Truth Telling

120 10 3
                                    

[Akil's POV, sort of]

When she did slip, he caught her easily. He had felt the change in her weight as she drifted off, and reached one arm back tentatively to make sure she didn't fall. He pulled her arms back around him and took both her hands in one of his own to hold her steady. She didn't stir at all.

"She's tired," Bennou noted, when Akil finally caught up with them.

Akil nodded.

He didn't like talking much.
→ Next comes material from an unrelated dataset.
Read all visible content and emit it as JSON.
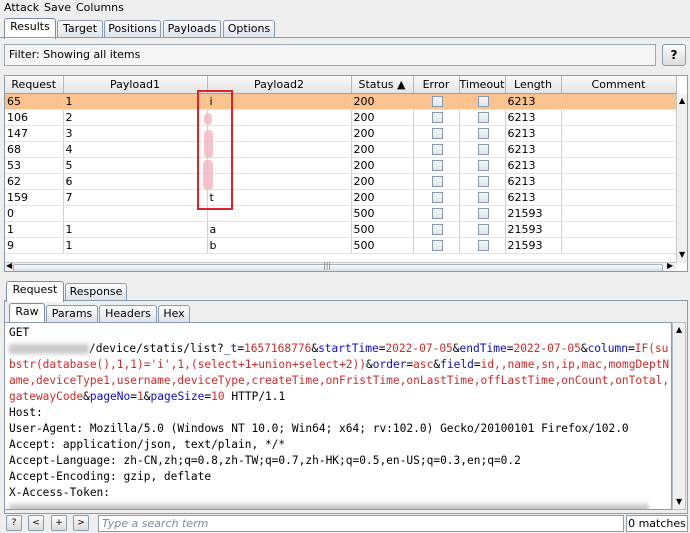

It had been strange speaking again after so many years, and while he had adjusted to regular conversation with Loretta out of pure necessity, Bennou had never been one he'd been interested much in speaking with, and if he planned to speak with Hess again, it would only be because he was gratingly curious to know more about the assumptions she had been alluding to when she spoke of the relationship between him and Loretta and their situation. Besides, the relationship he had with Loretta was one based on a need for survival. If she fell off the camel at that very moment and got trampled, he couldn't guarantee he would survive it himself. He had felt the horrendous pain and sickness when they were separated too far from each other, and although he had tried to brush it off and downplay it to Loretta, the feeling of separation from her killed him inside. It made him furious to admit it, but he hated it when she left his sight because of how much he feared for her safety.

Somewhere along the way it had ceased to be about him. If something did happen to her, he wasn't sure at all how he would deal with it, and he couldn't say exactly why he felt the way he did.

The burn in his fingers as he held her slender hands was a strange comfort, reminding him that she existed and that this was all real. He was awake and alive inside the lamp, and it was because of her, because she had somehow followed him back into the lamp and broken the spell that had incarcerated him.

He looked up ahead and into the distance towards Misbah, the city was only visible because of the twisting tear in the sky, the eternal column of smoke which reached over it in a mass of dark clouds. This was where they were headed, to the place where he had been held captive for a thousand years. To make matters worse, they were headed right into the hands of the Djin King, the one Jinni in all of the Lamp who knew Akil, who had lived longer than he had and knew more than he did about existence and how the Lamp worked. If there really was a way Loretta could possibly escape and return to her own world, it was true that he would be the only one to know. Yet Akil felt uncomfortable about it. There was a deep, gripping fear in the heart of his being about approaching the Djin King.

Loretta stirred at his back, and he let go of her hands, expecting her to wake. She shifted and wrapped her hands against his chest instead, twisting her fists into his clothing and pressing against his bare skin. She was still asleep, but the feeling of her hands against his chest was awkwardly pleasing, and it annoyed him that after a thousand years of existence he was so affected by a small moment like this.

"Where are we?" came her voice, closer to his ear than he had expected her to be. He shuddered, shying away from her lips and the tickling sensation they left against his skin.

"About half an hour from where we were when you fell asleep," he said. It came out far more harsh on his tongue than it had sounded in his mind.

She pulled away and straightened herself instantly.

He thought he should probably apologise, but he didn't really know how he should do it, and it would seem out of place to apologise for behaviour that had been his mainstay since they had first met.

So he didn't, and Loretta didn't touch him or speak to him again until that evening when the camel finally set them down at their campsite.
She took his hand once to climb off the camel, and offered him a short, curt smile. Though he knew it was his fault, he didn't like that they were back to barely talking again. Bennou set the fire and then he disappeared just as he had the evening before. Hess decided it would be better to buy food from someone else rather than spend time cooking, given that Bennou was really the only sound cook among them.